Save the trained model for deployment.

In [None]:
import joblib

# Select best model (Random Forest based on AUC)
best_model = trained_models['Random Forest']

# Save model components
model_data = {
    'model': best_model,
    'scaler': scaler,
    'label_encoders': encoders,
    'feature_names': list(X.columns),
    'auc_score': results['Random Forest']['auc_score']
}

joblib.dump(model_data, '../fraud_detection_model_rf.pkl')
print("Model saved successfully!")
print(f"Model AUC-ROC Score: {results['Random Forest']['auc_score']:.4f}")

## 9. Test the Model

Test the model with sample transactions.

In [None]:
# Load the saved model
loaded_model_data = joblib.load('../fraud_detection_model_rf.pkl')
loaded_model = loaded_model_data['model']
loaded_scaler = loaded_model_data['scaler']
loaded_encoders = loaded_model_data['label_encoders']

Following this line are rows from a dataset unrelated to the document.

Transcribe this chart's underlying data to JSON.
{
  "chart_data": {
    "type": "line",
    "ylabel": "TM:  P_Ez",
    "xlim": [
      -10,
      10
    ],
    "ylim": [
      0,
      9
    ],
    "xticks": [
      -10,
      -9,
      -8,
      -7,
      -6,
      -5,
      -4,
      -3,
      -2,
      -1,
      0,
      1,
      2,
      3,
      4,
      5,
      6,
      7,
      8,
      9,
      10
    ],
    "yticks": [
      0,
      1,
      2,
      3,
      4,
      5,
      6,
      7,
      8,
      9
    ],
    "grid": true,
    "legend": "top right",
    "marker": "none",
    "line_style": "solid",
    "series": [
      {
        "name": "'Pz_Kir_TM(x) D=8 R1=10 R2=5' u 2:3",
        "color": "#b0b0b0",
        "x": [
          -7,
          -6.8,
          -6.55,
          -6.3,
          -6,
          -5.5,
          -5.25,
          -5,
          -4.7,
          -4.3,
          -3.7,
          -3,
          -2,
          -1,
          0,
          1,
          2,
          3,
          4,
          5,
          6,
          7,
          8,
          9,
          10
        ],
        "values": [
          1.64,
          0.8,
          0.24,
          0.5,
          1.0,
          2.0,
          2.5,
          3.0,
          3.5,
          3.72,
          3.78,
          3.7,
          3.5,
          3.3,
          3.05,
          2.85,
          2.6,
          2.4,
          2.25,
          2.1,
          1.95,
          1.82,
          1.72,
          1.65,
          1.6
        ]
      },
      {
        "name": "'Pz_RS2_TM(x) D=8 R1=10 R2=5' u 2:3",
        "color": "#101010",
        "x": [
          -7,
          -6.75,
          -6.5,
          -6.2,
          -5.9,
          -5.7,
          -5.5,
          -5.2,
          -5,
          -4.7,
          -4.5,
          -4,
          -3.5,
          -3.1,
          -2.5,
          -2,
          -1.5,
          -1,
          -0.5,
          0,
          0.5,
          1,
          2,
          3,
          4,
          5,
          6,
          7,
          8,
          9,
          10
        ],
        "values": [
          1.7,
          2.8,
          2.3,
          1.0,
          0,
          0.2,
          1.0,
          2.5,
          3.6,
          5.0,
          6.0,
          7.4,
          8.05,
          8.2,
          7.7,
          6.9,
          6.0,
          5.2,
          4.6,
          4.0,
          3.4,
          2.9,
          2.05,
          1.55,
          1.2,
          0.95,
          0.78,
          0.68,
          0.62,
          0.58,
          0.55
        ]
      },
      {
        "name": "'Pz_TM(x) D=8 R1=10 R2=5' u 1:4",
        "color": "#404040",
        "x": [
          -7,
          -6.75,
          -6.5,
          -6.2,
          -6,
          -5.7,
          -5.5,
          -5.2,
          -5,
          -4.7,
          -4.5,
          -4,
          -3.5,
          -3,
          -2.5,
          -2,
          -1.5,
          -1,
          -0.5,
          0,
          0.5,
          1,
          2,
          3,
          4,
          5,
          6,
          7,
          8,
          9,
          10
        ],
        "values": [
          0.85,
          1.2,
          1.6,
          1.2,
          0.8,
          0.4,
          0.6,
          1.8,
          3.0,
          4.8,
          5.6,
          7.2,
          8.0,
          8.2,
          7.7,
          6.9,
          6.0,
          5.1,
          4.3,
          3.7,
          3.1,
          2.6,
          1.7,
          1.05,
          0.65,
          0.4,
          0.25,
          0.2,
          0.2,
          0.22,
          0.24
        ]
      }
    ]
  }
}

# Test with sample transactions
test_transactions = [
    {  # Normal transaction
        'transaction_amount': 45.50,
        'merchant_category': 'grocery',
        'card_type': 'credit',
        'transaction_type': 'purchase',
        'hour_of_day': 14,
        'day_of_week': 2,
        'customer_age': 35,
        'account_balance': 2500,
        'previous_transaction_amount': 32.20,
        'transaction_frequency_24h': 2
    },
    {  # Suspicious transaction
        'transaction_amount': 2500,
        'merchant_category': 'online',
        'card_type': 'credit',
        'transaction_type': 'purchase',
        'hour_of_day': 3,
        'day_of_week': 1,
        'customer_age': 28,
        'account_balance': 3000,
        'previous_transaction_amount': 45.30,
        'transaction_frequency_24h': 8
    }
]

def predict_fraud(transaction, model, scaler, encoders):
    """Make fraud prediction for a single transaction"""
    df = pd.DataFrame([transaction])
    
    # Encode categorical variables
    categorical_cols = ['merchant_category', 'card_type', 'transaction_type']
    for col in categorical_cols:
        df[col] = encoders[col].transform(df[col])
    
    # Create additional features
    df['amount_to_balance_ratio'] = df['transaction_amount'] / (df['account_balance'] + 1)
    df['amount_change_ratio'] = df['transaction_amount'] / (df['previous_transaction_amount'] + 1)
    
    # Select features
    feature_cols = [
        'transaction_amount', 'merchant_category', 'card_type', 'transaction_type',
        'hour_of_day', 'day_of_week', 'customer_age', 'account_balance',
        'previous_transaction_amount', 'transaction_frequency_24h',
        'amount_to_balance_ratio', 'amount_change_ratio'
    ]
    
    X = df[feature_cols]
    X_scaled = scaler.transform(X)
    
    # Make prediction
    fraud_probability = loaded_model.predict_proba(X_scaled)[:, 1][0]
    is_fraud = fraud_probability > 0.5
    
    return {
        'fraud_probability': fraud_probability,
        'is_fraud': bool(is_fraud)
    }

# Test predictions
for i, transaction in enumerate(test_transactions):
    result = predict_fraud(transaction, loaded_model, loaded_scaler, loaded_encoders)
    print(f"\nTransaction {i+1}:")
    print(f"Amount: ${transaction['transaction_amount']:.2f}")
    print(f"Fraud Probability: {result['fraud_probability']:.3f}")
    print(f"Is Fraud: {result['is_fraud']}")

## Summary

This notebook demonstrated:
1. Generation of synthetic credit card transaction data with fraud patterns
2. Exploratory data analysis to understand fraud characteristics
3. Data preprocessing and feature engineering
4. Handling class imbalance using SMOTE
5. Training Random Forest and Logistic Regression models
6. Model evaluation with ROC curves and classification metrics
7. Feature importance analysis
8. Model saving and testing

The trained model can now be deployed as an API for real-time fraud detection.